Arguello-Casteleiro Mercedes, Stevens Robert, Des-Diz Julio, Wroe Chris, Fernandez-Prieto Maria Jesus, Maroto Nava, Maseda-Fernandez Diego, Demetriou George, Peters Simon, Noble Peter-John M, Jones Phil H, Dukes-McEwan Jo, Radford Alan D, Keane John, Nenadic Goran
School of Computer Science, University of Manchester, Manchester, UK.
Hospital do Salnés, Villagarcía de Arousa, Pontevedra, Spain.
J Biomed Semantics. 2019 Nov 12;10(Suppl 1):22. doi: 10.1186/s13326-019-0212-6.
Deep Learning opens up opportunities for routinely scanning large bodies of biomedical literature and clinical narratives to represent the meaning of biomedical and clinical terms. However, the validation and integration of this knowledge on a scale requires cross checking with ground truths (i.e. evidence-based resources) that are unavailable in an actionable or computable form. In this paper we explore how to turn information about diagnoses, prognoses, therapies and other clinical concepts into computable knowledge using free-text data about human and animal health.

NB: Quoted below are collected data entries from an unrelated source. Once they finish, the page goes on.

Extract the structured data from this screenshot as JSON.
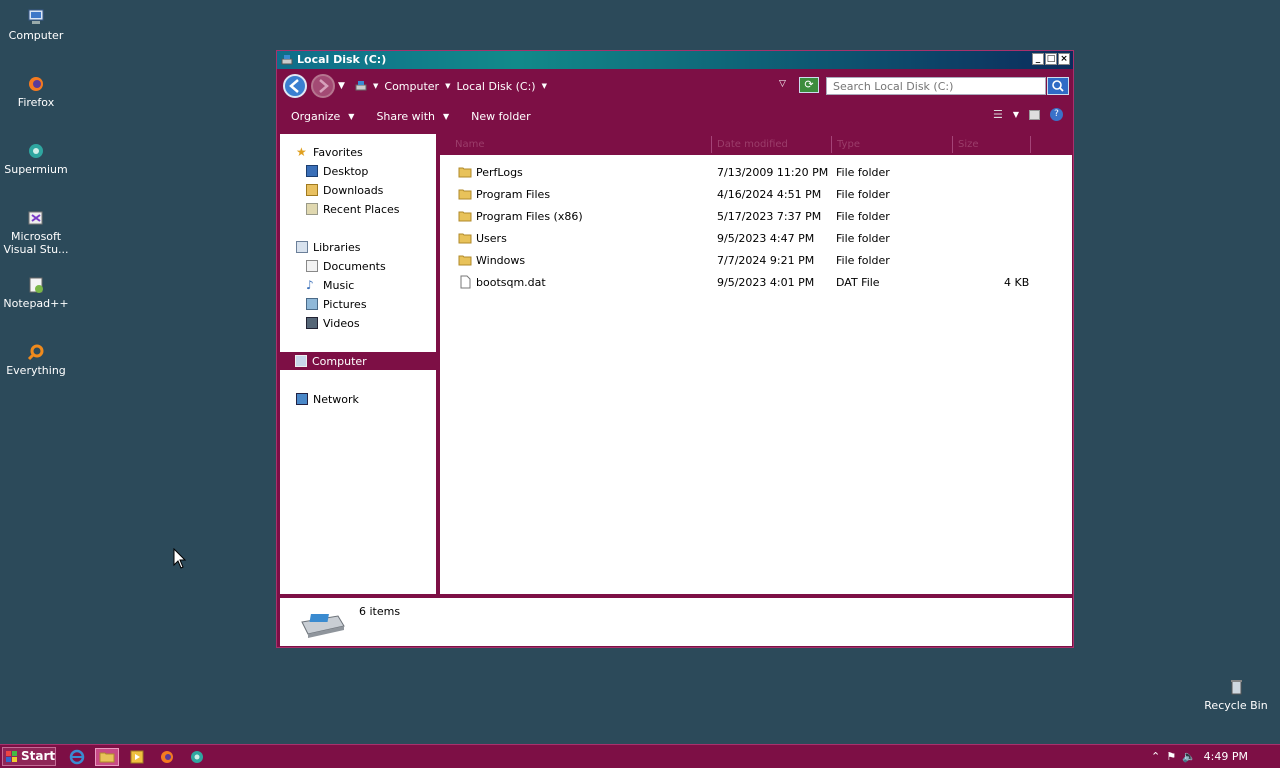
{
  "desktop": {
    "icons": [
      {
        "label": "Computer"
      },
      {
        "label": "Firefox"
      },
      {
        "label": "Supermium"
      },
      {
        "label": "Microsoft Visual Stu..."
      },
      {
        "label": "Notepad++"
      },
      {
        "label": "Everything"
      }
    ],
    "recycle_bin": "Recycle Bin"
  },
  "window": {
    "title": "Local Disk (C:)",
    "breadcrumb": [
      "Computer",
      "Local Disk (C:)"
    ],
    "search_placeholder": "Search Local Disk (C:)",
    "toolbar": {
      "organize": "Organize",
      "share_with": "Share with",
      "new_folder": "New folder"
    },
    "nav": {
      "favorites": "Favorites",
      "desktop": "Desktop",
      "downloads": "Downloads",
      "recent_places": "Recent Places",
      "libraries": "Libraries",
      "documents": "Documents",
      "music": "Music",
      "pictures": "Pictures",
      "videos": "Videos",
      "computer": "Computer",
      "network": "Network"
    },
    "columns": {
      "name": "Name",
      "date_modified": "Date modified",
      "type": "Type",
      "size": "Size"
    },
    "files": [
      {
        "name": "PerfLogs",
        "date": "7/13/2009 11:20 PM",
        "type": "File folder",
        "size": ""
      },
      {
        "name": "Program Files",
        "date": "4/16/2024 4:51 PM",
        "type": "File folder",
        "size": ""
      },
      {
        "name": "Program Files (x86)",
        "date": "5/17/2023 7:37 PM",
        "type": "File folder",
        "size": ""
      },
      {
        "name": "Users",
        "date": "9/5/2023 4:47 PM",
        "type": "File folder",
        "size": ""
      },
      {
        "name": "Windows",
        "date": "7/7/2024 9:21 PM",
        "type": "File folder",
        "size": ""
      },
      {
        "name": "bootsqm.dat",
        "date": "9/5/2023 4:01 PM",
        "type": "DAT File",
        "size": "4 KB"
      }
    ],
    "status": "6 items"
  },
  "taskbar": {
    "start": "Start",
    "clock": "4:49 PM"
  },
  "colors": {
    "window_frame": "#7d0f45",
    "desktop": "#2c4a5a"
  }
}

We used a Semantic Deep Learning approach that combines the Semantic Web technologies and Deep Learning to acquire and validate knowledge about 11 well-known medical conditions mined from two sets of unstructured free-text data: 300 K PubMed Systematic Review articles (the PMSB dataset) and 2.5 M veterinary clinical notes (the VetCN dataset). For each target condition we obtained 20 related clinical concepts using two deep learning methods applied separately on the two datasets, resulting in 880 term pairs (target term, candidate term). Each concept, represented by an n-gram, is mapped to UMLS using MetaMap; we also developed a bespoke method for mapping short forms (e.g. abbreviations and acronyms). Existing ontologies were used to formally represent associations. We also create ontological modules and illustrate how the extracted knowledge can be queried. The evaluation was performed using the content within BMJ Best Practice.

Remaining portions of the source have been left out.